Ethena (ENA) posts short-lived retracement as heavy volume lacks conviction
Ethena (ENA) recorded a short-term bounce after touching local support at $0.094–$0.097. Open interest rose 11.55% and daily trading volume increased ~66% as prices gained 5.08%. Spot whale orders spiked during dips, signalling smart-money accumulation that likely produced a relief rally rather than a sustained reversal. Technicals show a bullish RSI divergence on the daily chart (RSI higher lows vs. price lower lows), but broader structure remains bearish: a decisive trend reversal requires a breach of the $0.131 high. Short-term upside may target a liquidity sweep at $0.120–$0.125 (near the 78.6% 4‑hour Fibonacci). On-balance volume (OBV) tests local highs but is not conclusive. Conclusion: heavy volume and speculative interest fueled a retracement likely aimed at sweeping liquidity before resumption of the downtrend. Traders are advised to treat the move as a sell-the-rally opportunity rather than a buy signal.
Bearish
The article describes a relief rally driven by heavy volume, rising open interest, and whale spot buying after ENA hit local support. These are short-term bullish signals but occur within a larger downtrend.
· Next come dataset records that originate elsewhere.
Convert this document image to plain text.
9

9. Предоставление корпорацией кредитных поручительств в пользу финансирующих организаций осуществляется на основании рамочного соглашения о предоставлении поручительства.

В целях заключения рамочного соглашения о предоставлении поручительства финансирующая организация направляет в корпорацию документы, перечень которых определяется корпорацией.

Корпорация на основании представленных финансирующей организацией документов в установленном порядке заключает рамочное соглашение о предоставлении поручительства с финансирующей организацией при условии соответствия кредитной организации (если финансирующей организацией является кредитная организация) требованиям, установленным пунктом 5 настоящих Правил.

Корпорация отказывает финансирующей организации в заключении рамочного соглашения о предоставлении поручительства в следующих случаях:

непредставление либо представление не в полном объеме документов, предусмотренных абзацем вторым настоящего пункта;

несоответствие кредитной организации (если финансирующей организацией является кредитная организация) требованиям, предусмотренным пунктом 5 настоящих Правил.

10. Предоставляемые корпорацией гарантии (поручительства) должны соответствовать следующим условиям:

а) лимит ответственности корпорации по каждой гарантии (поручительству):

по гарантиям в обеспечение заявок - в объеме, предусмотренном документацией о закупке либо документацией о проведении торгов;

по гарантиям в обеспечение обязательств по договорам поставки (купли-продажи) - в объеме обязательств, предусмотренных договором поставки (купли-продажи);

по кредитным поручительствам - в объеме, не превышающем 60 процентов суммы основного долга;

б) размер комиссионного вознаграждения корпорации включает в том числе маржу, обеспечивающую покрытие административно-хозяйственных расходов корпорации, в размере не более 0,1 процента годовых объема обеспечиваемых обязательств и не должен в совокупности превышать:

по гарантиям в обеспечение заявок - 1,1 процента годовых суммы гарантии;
Key reasons for categorizing the impact as bearish: (1) Price structure: ENA has been trending downward through 2026 and has not broken the larger bearish structure — a confirmed trend reversal requires a break above $0.131. (2) Nature of the move: RSI bullish divergence and spike in volume typically accompany retracements and liquidity sweeps, not guaranteed trend changes. (3) Confirmations lacking: OBV testing local highs is inconclusive and open interest increase can indicate leverage and potential for fast unwind. Historical parallels: similar relief rallies in other altcoins (e.g., post-dip bounces in 2022–2023) often attracted liquidity-hunting spikes from whales, followed by renewed declines once liquidity targets were swept. Market implications: Short-term traders may see a quick scalp opportunity to the $0.120–$0.125 zone, but risk of reversal and increased volatility is high; longer-term holders should wait for structural confirmation (break above $0.131 and sustained OBV/volume support) before switching to bullish bias. Overall, expect a temporary pop followed by resumed selling pressure unless clear breakout confirmation appears.